The On Demand Global Workforce - oDesk

The Tesseract OCR engine was one of the top 3 engines in the 1995 UNLV Accuracy test. Between 1995 and 2006 it had little work done on it, but it is probably one of the most accurate open source OCR engines available. The source code will read a binary, grey or color image and output text. A tiff reader is built in that will read uncompressed TIFF images, or libtiff can be added to read compressed images.

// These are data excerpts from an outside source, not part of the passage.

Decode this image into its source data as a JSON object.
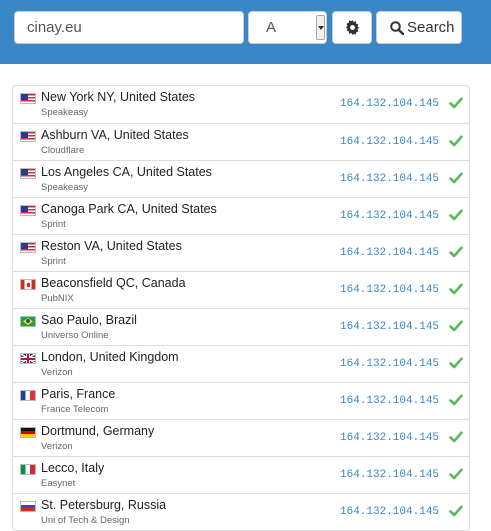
{
  "search": {
    "host_value": "cinay.eu",
    "record_type": "A",
    "button_label": "Search"
  },
  "colors": {
    "header_bg": "#3a87c8",
    "ip_text": "#3a87c8",
    "status_ok": "#5cb85c"
  },
  "results": [
    {
      "flag": "us",
      "location": "New York NY, United States",
      "isp": "Speakeasy",
      "ip": "164.132.104.145",
      "status": "ok"
    },
    {
      "flag": "us",
      "location": "Ashburn VA, United States",
      "isp": "Cloudflare",
      "ip": "164.132.104.145",
      "status": "ok"
    },
    {
      "flag": "us",
      "location": "Los Angeles CA, United States",
      "isp": "Speakeasy",
      "ip": "164.132.104.145",
      "status": "ok"
    },
    {
      "flag": "us",
      "location": "Canoga Park CA, United States",
      "isp": "Sprint",
      "ip": "164.132.104.145",
      "status": "ok"
    },
    {
      "flag": "us",
      "location": "Reston VA, United States",
      "isp": "Sprint",
      "ip": "164.132.104.145",
      "status": "ok"
    },
    {
      "flag": "ca",
      "location": "Beaconsfield QC, Canada",
      "isp": "PubNIX",
      "ip": "164.132.104.145",
      "status": "ok"
    },
    {
      "flag": "br",
      "location": "Sao Paulo, Brazil",
      "isp": "Universo Online",
      "ip": "164.132.104.145",
      "status": "ok"
    },
    {
      "flag": "gb",
      "location": "London, United Kingdom",
      "isp": "Verizon",
      "ip": "164.132.104.145",
      "status": "ok"
    },
    {
      "flag": "fr",
      "location": "Paris, France",
      "isp": "France Telecom",
      "ip": "164.132.104.145",
      "status": "ok"
    },
    {
      "flag": "de",
      "location": "Dortmund, Germany",
      "isp": "Verizon",
      "ip": "164.132.104.145",
      "status": "ok"
    },
    {
      "flag": "it",
      "location": "Lecco, Italy",
      "isp": "Easynet",
      "ip": "164.132.104.145",
      "status": "ok"
    },
    {
      "flag": "ru",
      "location": "St. Petersburg, Russia",
      "isp": "Uni of Tech & Design",
      "ip": "164.132.104.145",
      "status": "ok"
    }
  ]
}
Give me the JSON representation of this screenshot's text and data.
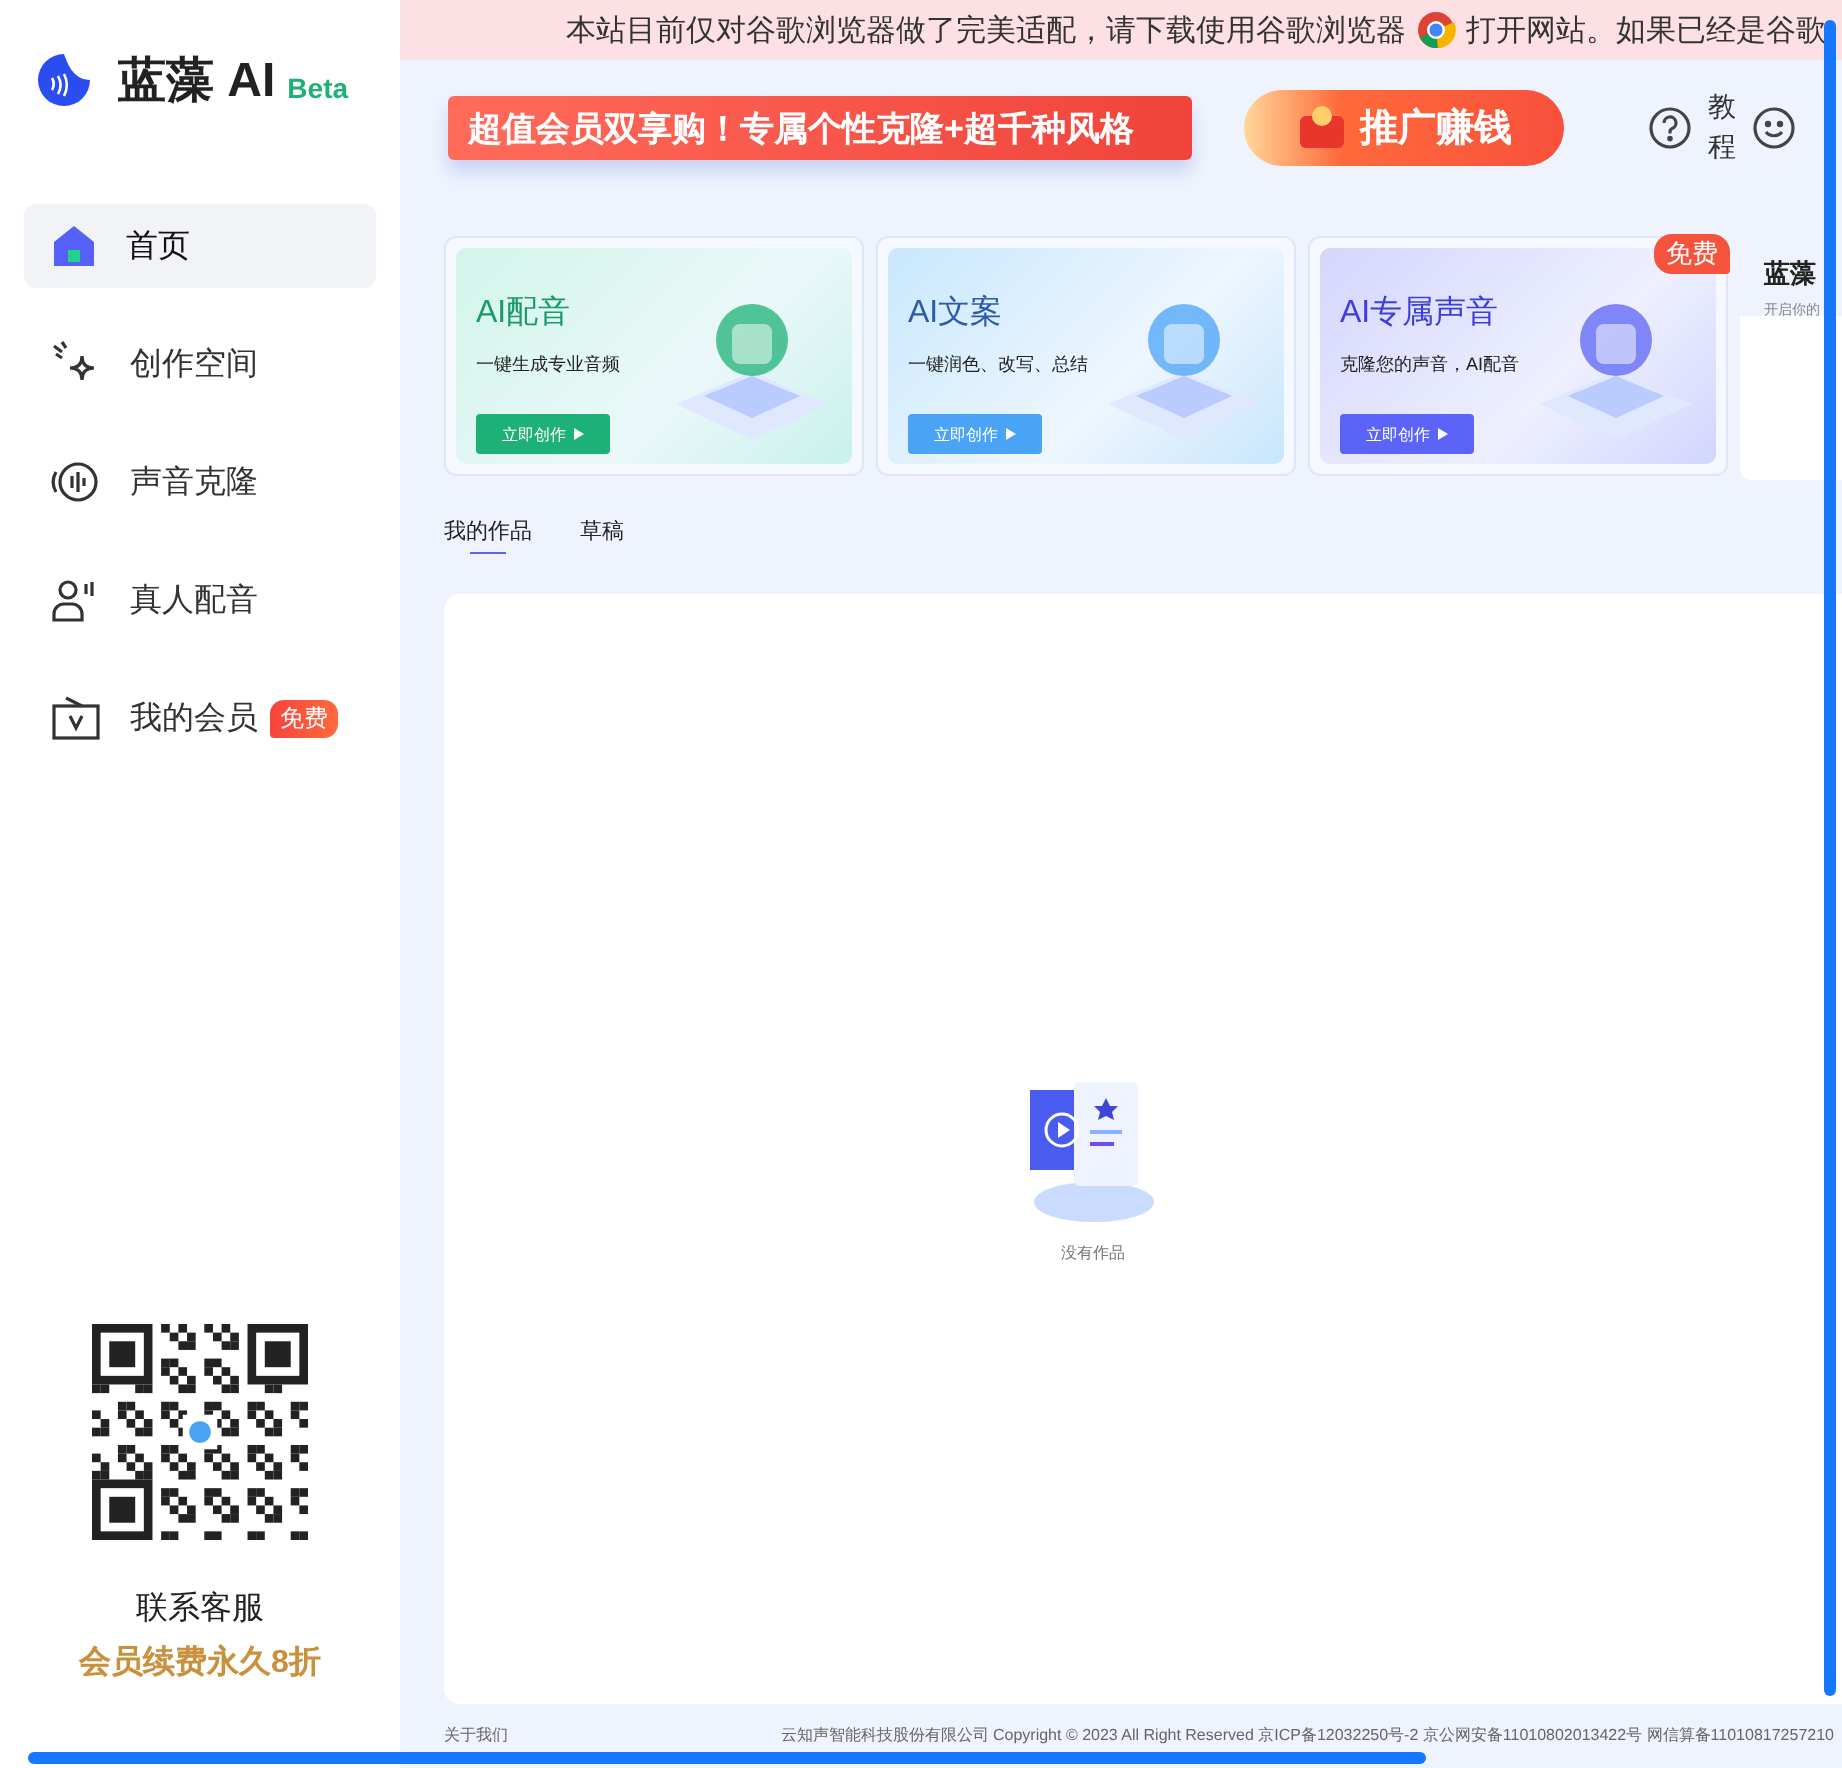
{
  "notice": {
    "text_before": "本站目前仅对谷歌浏览器做了完美适配，请下载使用谷歌浏览器",
    "text_after": "打开网站。如果已经是谷歌"
  },
  "brand": {
    "name": "蓝藻 AI",
    "badge": "Beta"
  },
  "nav": [
    {
      "label": "首页",
      "selected": true
    },
    {
      "label": "创作空间",
      "selected": false
    },
    {
      "label": "声音克隆",
      "selected": false
    },
    {
      "label": "真人配音",
      "selected": false
    },
    {
      "label": "我的会员",
      "selected": false,
      "badge": "免费"
    }
  ],
  "contact": {
    "caption": "联系客服",
    "promo": "会员续费永久8折"
  },
  "banners": [
    {
      "kind": "promo",
      "text": "超值会员双享购！专属个性克隆+超千种风格"
    },
    {
      "kind": "earn",
      "text": "推广赚钱"
    }
  ],
  "help": {
    "label": "教程"
  },
  "cards": [
    {
      "title": "AI配音",
      "subtitle": "一键生成专业音频",
      "button": "立即创作",
      "color": "#1db177"
    },
    {
      "title": "AI文案",
      "subtitle": "一键润色、改写、总结",
      "button": "立即创作",
      "color": "#4aa3f5"
    },
    {
      "title": "AI专属声音",
      "subtitle": "克隆您的声音，AI配音",
      "button": "立即创作",
      "color": "#5b64f6",
      "badge": "免费"
    }
  ],
  "partial_card": {
    "title": "蓝藻",
    "subtitle": "开启你的"
  },
  "tabs": [
    {
      "label": "我的作品",
      "selected": true
    },
    {
      "label": "草稿",
      "selected": false
    }
  ],
  "empty": {
    "text": "没有作品"
  },
  "footer": {
    "about": "关于我们",
    "copyright": "云知声智能科技股份有限公司 Copyright © 2023 All Right Reserved 京ICP备12032250号-2 京公网安备11010802013422号 网信算备11010817257210"
  }
}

1. Download source code from URL : http://code.google.com/p/tesseract-ocr/

2. create a .sh file inside the tesseract source code folder

3. Write the following code in .sh file

Code Starts


#!/bin/sh
# build_fat.sh
#
# Created by Robert Carlsen on 15.07.2009. Updated 24.9.2010
# build an arm / i386 lib of standard linux project
#
# initially configured for tesseract-ocr v2.0.4
# updated for tesseract prerelease v3

outdir=outdir
mkdir -p $outdir/arm $outdir/i386

libdirs=( api ccutil ccmain ccstruct classify cutil dict image textord training viewer wordrec )
libs=( api ccutil main ccstruct classify cutil dict image textord training viewer wordrec )
count=${#libdirs[@]}

make distclean
unset CPPFLAGS CFLAGS LDFLAGS CPP CXX CC CXXFLAGS DEVROOT SDKROOT LD

export DEVROOT=/Developer/Platforms/iPhoneOS.platform/Developer
export SDKROOT=$DEVROOT/SDKs/iPhoneOS4.1.sdk
export CFLAGS="-arch armv6 -pipe -no-cpp-precomp -isysroot$SDKROOT -miphoneos-version-min=3.0 -I$SDKROOT/usr/include/"
export CPPFLAGS="$CFLAGS"
export CXXFLAGS="$CFLAGS"
export LDFLAGS="-L$SDKROOT/usr/lib/"
export LD="$DEVROOT/usr/bin/ld"
export CPP="$DEVROOT/usr/bin/cpp-4.2"
export CXX="$DEVROOT/usr/bin/g++-4.2"
export CC="$DEVROOT/usr/bin/gcc-4.2"
./configure --host=arm-apple-darwin
make -j3

index=0
while [ "$index" -lt "$count" ]
do
cp ${libdirs[index]}/.libs/libtesseract_${libs[index]}.a $outdir/arm/libtesseract_${libs[index]}_armv6.a
((index++))
done

make distclean
unset CPPFLAGS CFLAGS LDFLAGS CPP CXX CC CXXFLAGS DEVROOT SDKROOT LD

export DEVROOT=/Developer/Platforms/iPhoneSimulator.platform/Developer
export SDKROOT=$DEVROOT/SDKs/iPhoneSimulator4.1.sdk
export CFLAGS="-arch i386 -pipe -no-cpp-precomp -isysroot$SDKROOT -miphoneos-version-min=3.0 -I$SDKROOT/usr/include/"
export CPPFLAGS="$CFLAGS"
export CXXFLAGS="$CFLAGS"
export LDFLAGS="-L$SDKROOT/usr/lib/"
export LD="$DEVROOT/usr/bin/ld"
export CPP="$DEVROOT/usr/bin/cpp-4.2"
export CXX="$DEVROOT/usr/bin/g++-4.2"
export CC="$DEVROOT/usr/bin/gcc-4.2"
./configure
make -j3

index=0
while [ "$index" -lt "$count" ]
do
cp ${libdirs[index]}/.libs/libtesseract_${libs[index]}.a $outdir/i386/libtesseract_${libs[index]}_i386.a
((index++))
done

# are the fat libs making the bundle too big?
index=0
while [ "$index" -lt "$count" ]
do
/usr/bin/lipo -arch armv6 $outdir/arm/libtesseract_${libs[index]}_armv6.a -arch i386 $outdir/i386/libtesseract_${libs[index]}_i386.a -create -output $outdir/libtesseract_${libs[index]}.a
((index++))
done

 

unset CPPFLAGS CFLAGS LDFLAGS CPP CXX CC CXXFLAGS DEVROOT SDKROOT

Code Ends

 

 

Source : http://robertcarlsen.net/2010/09/24/compiling-tesseract-v3-for-iphone-1299

5. Navigate to the tesseract source code folder by  Terminal

6. RUN sh ./yourfilename.sh from Terminal. It will configure & build library for iOS.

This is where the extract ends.